Deer Valley sophomore Randy Espinoza and Sunrise Mountain junior Braedon Palmer have distanced themselves from the rest of Arizona’s division 2 in the 3,200-meter dash this season.
Their paths have been very similar. They both played other sports for many years – Palmer played baseball throughout childhood while Espinoza was a competitive gymnast – and realized they could be special runners at the high-school level.
Now, they are two of the state’s top runners, and both have years left to improve.
Sunrise Mountain coach Scott Hereder said Palmer not only excels as an athlete, but has also become a leader for the Mustangs on and off the track.
“He is great, and he’s one of my captains that has been really helpful this season,” Hereder said. “And you can see it, a lot of the other kids look up to him.”
Deer Valley coach Kevin Riegle saw Espinoza’s potential as early as middle school. Blessed with talent, Riegle is most impressed that the sophomore is one of few who have not rested on past success and train hard every day.

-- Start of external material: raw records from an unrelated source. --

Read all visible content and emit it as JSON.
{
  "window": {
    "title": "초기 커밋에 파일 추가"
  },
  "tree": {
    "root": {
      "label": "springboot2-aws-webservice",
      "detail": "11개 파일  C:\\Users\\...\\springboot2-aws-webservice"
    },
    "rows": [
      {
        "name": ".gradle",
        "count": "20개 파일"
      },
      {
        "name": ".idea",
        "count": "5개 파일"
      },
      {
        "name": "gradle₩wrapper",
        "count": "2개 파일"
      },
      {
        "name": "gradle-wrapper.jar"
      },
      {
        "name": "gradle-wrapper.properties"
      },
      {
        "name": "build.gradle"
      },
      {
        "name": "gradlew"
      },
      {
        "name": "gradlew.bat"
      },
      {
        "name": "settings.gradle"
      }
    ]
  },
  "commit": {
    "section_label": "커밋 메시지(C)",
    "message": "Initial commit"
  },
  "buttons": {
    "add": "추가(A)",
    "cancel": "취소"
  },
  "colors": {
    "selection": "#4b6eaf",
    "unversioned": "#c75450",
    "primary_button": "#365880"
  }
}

“You don’t always see that. A lot of times the guys that come in with the most talent don’t always give it 100%. He’s a guy who we knew early could be really good, and he’s also worked for it,” Riegle said.
Espinoza had the top 3,200 time in division 2, according to AIA statistics, finishing at 9:19.80 at the Chandler Rotary Invitational in March. Palmer was right at his heels, clocking 9:20.82 at the same meet.
While both runners are considered the favorites in May’s AIA Track and Field State Championships, their rivalry on the track has not caused a fractured relationship. In fact, Palmer and Espinoza are good friends, competing in many of the same events in the West Valley and attending the same church on Sundays.
Observers can see the pair chatting and exchanging jokes at the starting line before races, and also cheering the other on when they are not directly competing.
The two are aiming to capture the state title, and know the other is standing in their way. The constant shadow of an equally talented and motivated rival has motivated both to keep improving.
“He’s beaten me, like he did in Chandler, but having him there makes me a better runner, because I get to see what he’s doing and I have someone to compare to,” Palmer said.
The same can be said for Espinoza, who sees Palmer right on his tail.
“I know how hard he’s working, so I know I have to be doing the same or he’s going to beat me, and I don’t want to let that happen,” he said.
Both runners feel they have not yet achieved their best times this season, and hope to vastly improve their times by the end of the semester.
Both because of and despite their close friendship, Espinoza and Palmer have created a rivalry that would make winning a gold medal this season feel even sweeter.
“It would be amazing if I can win at state and even better if I can beat him,” Palmer said. “But, I know he’s feeling the exact same.”